All of these could serve as models for Northern Ireland, so we can address climate breakdown and the various transformations in different sectors and areas of our lives connected to creating a low carbon Northern Ireland economy and society. The just transition approach has been supported and promoted by trade unions, businesses, climate advocates and environmentalists as a way to ensure climate policies include economic and especially employment considerations and also that any low carbon transition prioritises well paid, decent employment in the new green economy.
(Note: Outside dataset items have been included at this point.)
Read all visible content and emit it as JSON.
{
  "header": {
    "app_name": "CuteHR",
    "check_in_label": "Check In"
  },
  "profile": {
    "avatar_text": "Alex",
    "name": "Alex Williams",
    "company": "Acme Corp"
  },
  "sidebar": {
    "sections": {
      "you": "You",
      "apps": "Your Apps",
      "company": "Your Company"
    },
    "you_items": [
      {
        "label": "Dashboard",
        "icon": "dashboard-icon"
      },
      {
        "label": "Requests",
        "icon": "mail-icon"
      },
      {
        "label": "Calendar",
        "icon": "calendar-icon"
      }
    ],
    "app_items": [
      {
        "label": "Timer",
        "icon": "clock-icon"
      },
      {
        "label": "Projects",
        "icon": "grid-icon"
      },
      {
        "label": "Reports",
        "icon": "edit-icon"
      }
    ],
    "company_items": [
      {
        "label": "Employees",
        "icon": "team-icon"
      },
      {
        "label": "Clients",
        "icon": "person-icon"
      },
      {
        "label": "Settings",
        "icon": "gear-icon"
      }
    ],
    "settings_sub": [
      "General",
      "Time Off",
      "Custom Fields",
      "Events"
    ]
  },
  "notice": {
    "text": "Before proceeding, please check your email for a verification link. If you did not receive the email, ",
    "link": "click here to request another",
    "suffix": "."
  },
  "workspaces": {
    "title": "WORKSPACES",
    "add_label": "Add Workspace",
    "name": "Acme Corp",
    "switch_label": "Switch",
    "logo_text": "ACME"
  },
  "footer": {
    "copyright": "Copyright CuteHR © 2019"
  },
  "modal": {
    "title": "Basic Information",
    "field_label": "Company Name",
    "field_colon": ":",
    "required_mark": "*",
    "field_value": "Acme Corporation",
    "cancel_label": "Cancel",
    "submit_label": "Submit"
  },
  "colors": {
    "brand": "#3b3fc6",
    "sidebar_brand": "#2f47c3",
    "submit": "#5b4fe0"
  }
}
It proposes bringing together workers, trades unions, communities, employers, and government in social dialogue to formulate and drive plans, policies, and investments (and divestments) needed for a fast and fair transition to a low-carbon economy.

On the island of Ireland groups from Engineers Ireland to trades unions such as SIPTU, Unite and Impact, Friends of the Earth and some political parties, have all called for a ‘just transition’. While the absence of a Northern Ireland government (and as suggested above, specific Northern Ireland climate legislation) does (as with other policy issues) reduce the high-level political leadership this transition requires, there is plenty of opportunity for the Department for the Economy’s Energy Division, under the able civil service leadership of Joe Reynolds (profiled in October’s agendaNi) to begin the ground work for establishing a local and bespoke Northern Ireland just transition strategy. This could be done by linking other government strategies around promoting the circular economy and growing the local skills basis and above all, making this low carbon just transition the flagship of a Northern Ireland regional industrial strategy.

The regrettable fact of having no devolved Executive is not an excuse for us to delay pressing ahead. Addressing climate breakdown, the existential crisis of the modern age, is after all much more pressing than political party breakdown.